Has it been forgotten? How is this possible? This is my son and someone forgot about him. In my opinion, this is absolutely inexcusable.

My personal experience with Missing People was truly incredible. I was assigned a support person to talk to. I can say that I was matched with an angel who is truly an extraordinary person.

The strength and belief it gave me to keep going and continue to make Jack’s name known was incredible.

What I absolutely love most is that she didn’t delete Jack and now she’s talking about Jack all the time. For me this is priceless. It gave me hope in my darkest days and continues to do so. He checks the support call offer weekly and I know I can talk to him about absolutely anything.
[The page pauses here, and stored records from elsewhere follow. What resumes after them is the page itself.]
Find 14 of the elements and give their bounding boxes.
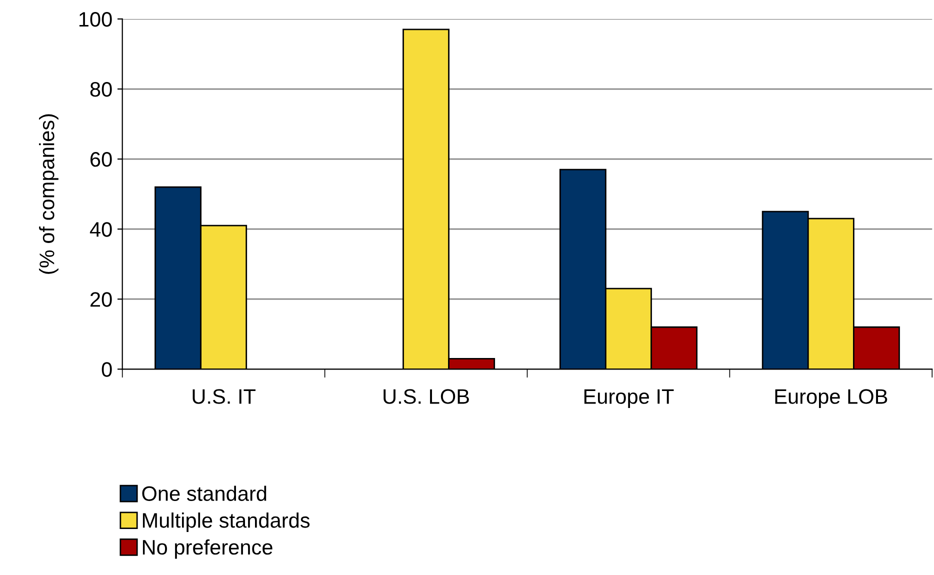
legend-label: One standard: [142, 486, 266, 501]
y-axis-title: (% of companies): [39, 114, 58, 274]
y-tick-label: 100: [79, 12, 112, 27]
x-tick-label: U.S. LOB: [384, 389, 469, 404]
y-tick-label: 60: [90, 152, 112, 167]
legend-label: Multiple standards: [142, 512, 310, 532]
y-tick-label: 0: [102, 362, 112, 377]
x-tick-label: U.S. IT: [192, 389, 256, 404]
legend-label: No preference: [142, 539, 272, 559]
x-tick-label: Europe IT: [584, 389, 674, 408]
x-tick-label: Europe LOB: [775, 389, 888, 408]
y-tick-label: 20: [90, 292, 112, 307]
y-tick-label: 40: [90, 222, 112, 237]
y-tick-label: 80: [90, 82, 112, 97]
The Lost People were there at the worst time of our lives. Not just as a charity, but as an essential lifeline.

As the world progresses they support families but the nightmare is not like that. They provide practical guidance, emotional support, promotion and most importantly advocacy.

They work with police and agencies to find missing people and support those left behind. But more than anything else, they listen.

When the phone stops ringing, when the headlines disappear… When the days become months and the months become years, they’re still there. For families like ours, this support is not only helpful but vital.

A missing person is not a statistic.

They are someone’s children. Someone’s brother. Someone’s friend. Someone’s whole world.